Professor Mark Runco, founder of the Creativity Research Journal explains it like this: We put children in groups and make them sit in desks and raise their hands before they talk. We put all the emphasis on conformity and order, then we wonder why they aren’t being spontaneous and creative.
Sound painfully familiar?
Overturning the Genius Myth
Another reason many do not consider themselves creative is the *I’m not a genius* syndrome — the sad assumption that genius level creativity requires a high IQ..
Actually your IQ has little to do with your creativity. David Perkins, co-director of Project Zero at the Harvard Graduate School of Education agrees. Perkins believes we don’t believe ourselves to be creative because we’re often intimidated by the genius myth.
This old myth claims creativity is restricted to high IQ geniuses. But this was actually debunked years ago in a study begun by Stanford psychologist Lewis Terman — the man who adapted the original French IQ test for the USA.
In the early 1920s Terman had California school-teachers select 1,528 “genius” schoolchildren with an IQ above 135. These children’s lives were then followed by a research team for 60 years. After six decades they found that these geniuses had done fairly well.
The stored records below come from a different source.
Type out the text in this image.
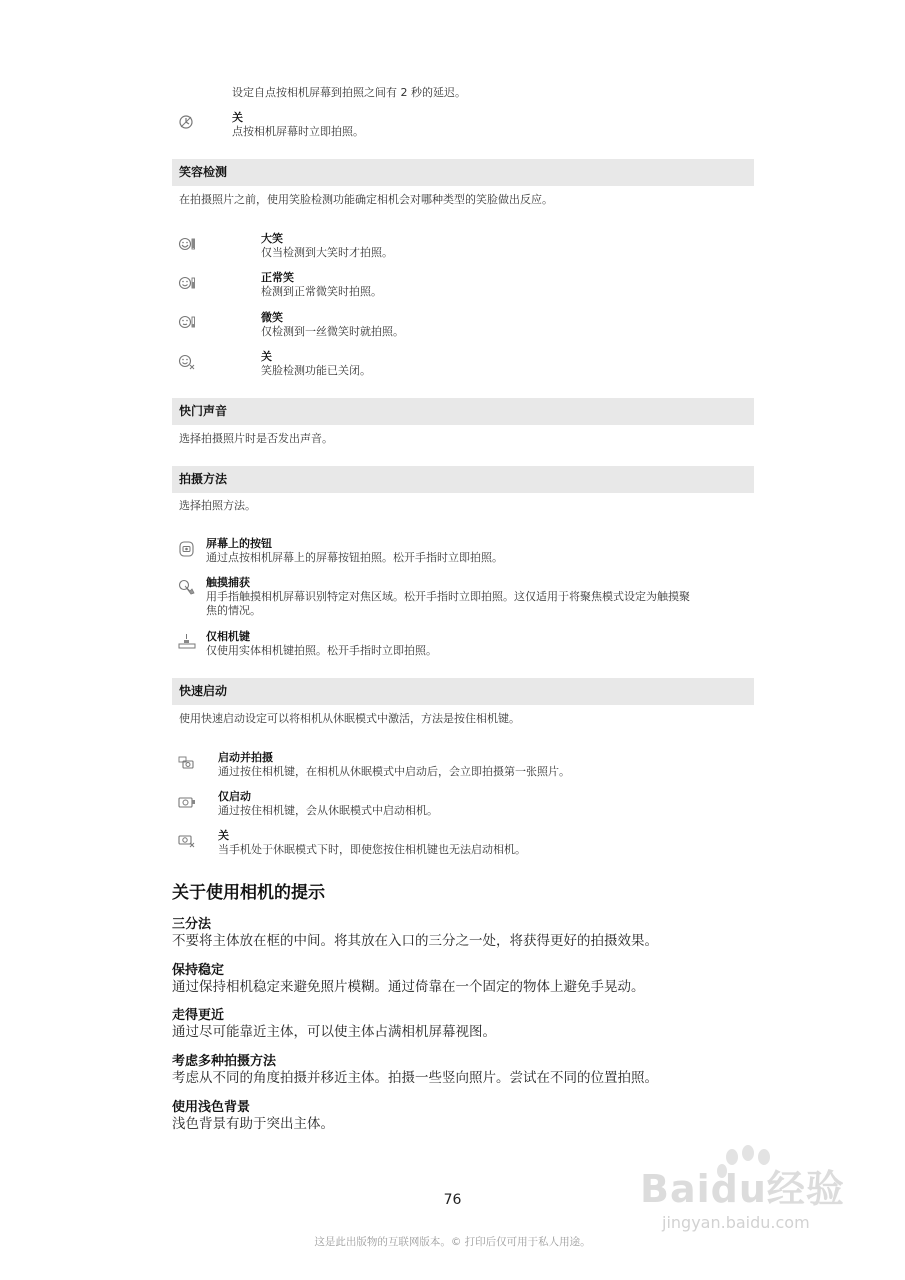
设定自点按相机屏幕到拍照之间有 2 秒的延迟。
关
点按相机屏幕时立即拍照。
笑容检测
在拍摄照片之前，使用笑脸检测功能确定相机会对哪种类型的笑脸做出反应。
大笑
仅当检测到大笑时才拍照。
正常笑
检测到正常微笑时拍照。
微笑
仅检测到一丝微笑时就拍照。
关
笑脸检测功能已关闭。
快门声音
选择拍摄照片时是否发出声音。
拍摄方法
选择拍照方法。
屏幕上的按钮
通过点按相机屏幕上的屏幕按钮拍照。松开手指时立即拍照。
触摸捕获
用手指触摸相机屏幕识别特定对焦区域。松开手指时立即拍照。这仅适用于将聚焦模式设定为触摸聚
焦的情况。
仅相机键
仅使用实体相机键拍照。松开手指时立即拍照。
快速启动
使用快速启动设定可以将相机从休眠模式中激活，方法是按住相机键。
启动并拍摄
通过按住相机键，在相机从休眠模式中启动后，会立即拍摄第一张照片。
仅启动
通过按住相机键，会从休眠模式中启动相机。
关
当手机处于休眠模式下时，即使您按住相机键也无法启动相机。
关于使用相机的提示
三分法
不要将主体放在框的中间。将其放在入口的三分之一处，将获得更好的拍摄效果。
保持稳定
通过保持相机稳定来避免照片模糊。通过倚靠在一个固定的物体上避免手晃动。
走得更近
通过尽可能靠近主体，可以使主体占满相机屏幕视图。
考虑多种拍摄方法
考虑从不同的角度拍摄并移近主体。拍摄一些竖向照片。尝试在不同的位置拍照。
使用浅色背景
浅色背景有助于突出主体。
76
这是此出版物的互联网版本。© 打印后仅可用于私人用途。
Baidu经验
jingyan.baidu.com
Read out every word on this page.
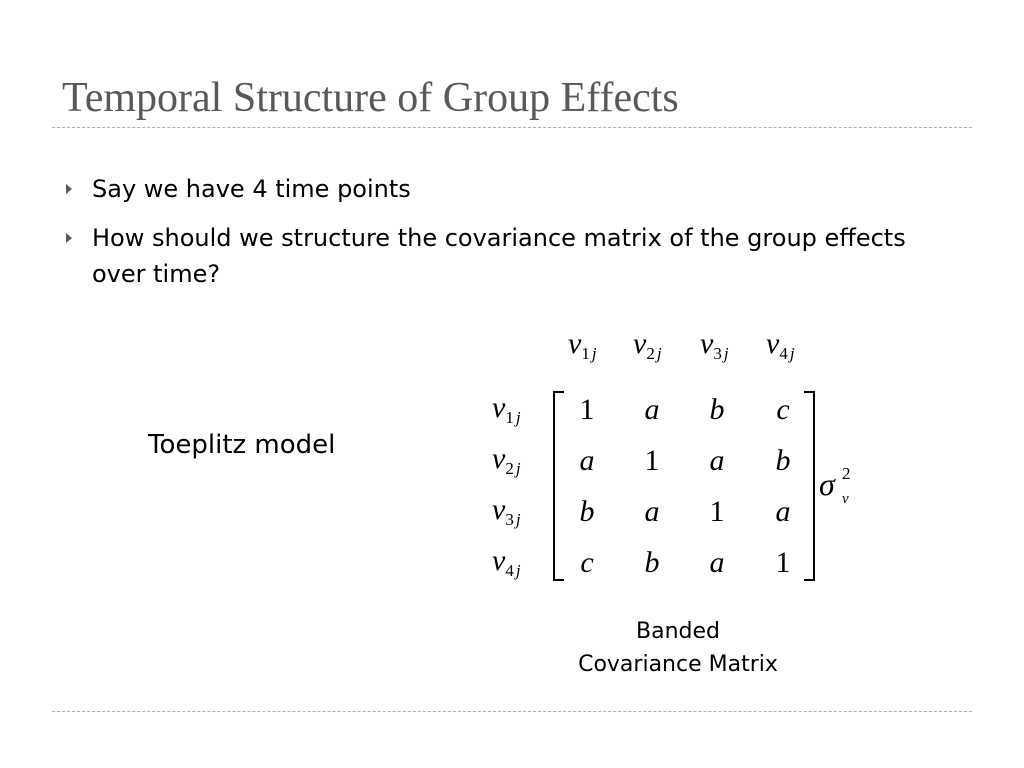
Temporal Structure of Group Effects
Say we have 4 time points
How should we structure the covariance matrix of the group effects over time?
Toeplitz model
$v_1$ j $v_2$ j $v_3$ j $v_4$ j
$v_1$ j
$v_2$ j
$v_3$ j
$v_4$ j
1 a b c
a 1 a b
b a 1 a
c b a 1
σ 2
v
Banded
Covariance Matrix
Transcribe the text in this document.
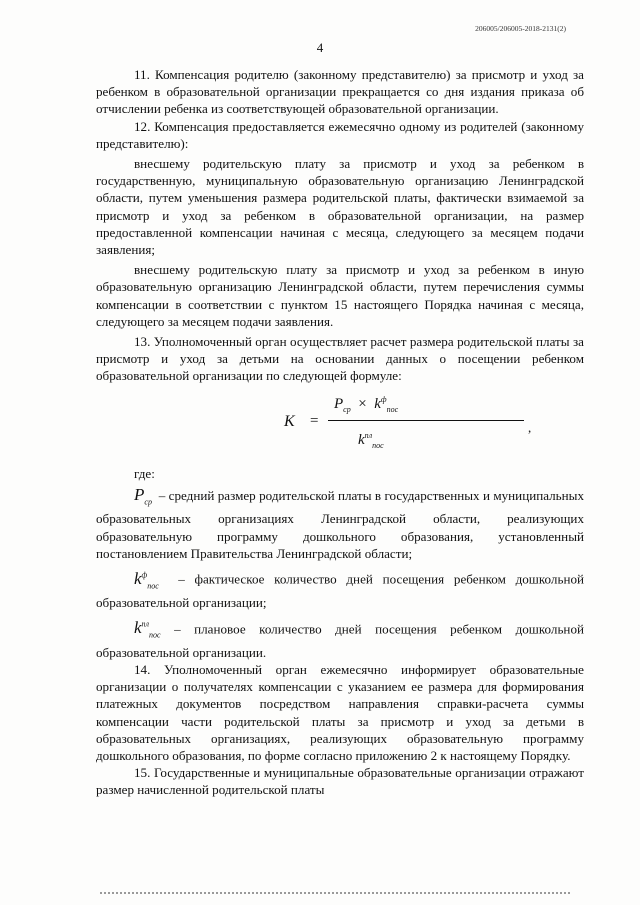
206005/206005-2018-2131(2)
4

11. Компенсация родителю (законному представителю) за присмотр и уход за ребенком в образовательной организации прекращается со дня издания приказа об отчислении ребенка из соответствующей образовательной организации.

12. Компенсация предоставляется ежемесячно одному из родителей (законному представителю):

внесшему родительскую плату за присмотр и уход за ребенком в государственную, муниципальную образовательную организацию Ленинградской области, путем уменьшения размера родительской платы, фактически взимаемой за присмотр и уход за ребенком в образовательной организации, на размер предоставленной компенсации начиная с месяца, следующего за месяцем подачи заявления;

внесшему родительскую плату за присмотр и уход за ребенком в иную образовательную организацию Ленинградской области, путем перечисления суммы компенсации в соответствии с пунктом 15 настоящего Порядка начиная с месяца, следующего за месяцем подачи заявления.

13. Уполномоченный орган осуществляет расчет размера родительской платы за присмотр и уход за детьми на основании данных о посещении ребенком образовательной организации по следующей формуле:

К =
$P_{ср} \times k^ф_{пос}$
$k^{пл}_{пос}$
,

где:

$P_{ср}$ – средний размер родительской платы в государственных и муниципальных образовательных организациях Ленинградской области, реализующих образовательную программу дошкольного образования, установленный постановлением Правительства Ленинградской области;

$k^ф_{пос}$ – фактическое количество дней посещения ребенком дошкольной образовательной организации;

$k^{пл}_{пос}$ – плановое количество дней посещения ребенком дошкольной образовательной организации.

14. Уполномоченный орган ежемесячно информирует образовательные организации о получателях компенсации с указанием ее размера для формирования платежных документов посредством направления справки-расчета суммы компенсации части родительской платы за присмотр и уход за детьми в образовательных организациях, реализующих образовательную программу дошкольного образования, по форме согласно приложению 2 к настоящему Порядку.

15. Государственные и муниципальные образовательные организации отражают размер начисленной родительской платы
Many were professionals and had stable, prosperous lives. But interestingly… very few had made notable creative contributions to society, and literally none had completed any extraordinary creative work.
According to Dr. Dean Simonton, author of Genius, Creativity and Leadership and Scientific Genius: There just isn’t any correlation between creativity and IQ.
Unleash Your Creative Impulses
To free your natural creative impulses it’s often necessary to resist the pressure to march in step with the rest of the world.
This can be admittedly tough. One place to start is by trying an original way of doing some habitual task. Virtually everything you do can be done in a slightly different, slightly better way … from organizing your paperwork, to washing the dishes. Remember, the essence of creativity is NOT necessarily getting things right. At it’s heart, creativity is based on risk taking. On being willing to make some mistakes.
And here’s a point about mistakes and failure: Many who claim they aren’t creative say this simply because they tried once, and failed. But interestingly, genius level creativity may actually go hand-in-hand with failure. Consider the great creative genius Edison. He held over 1,000 patents. But most of them are forgotten, because they weren’t worth much to begin with.
So don’t let fear of failure stop you from exercising and building your creative muscles.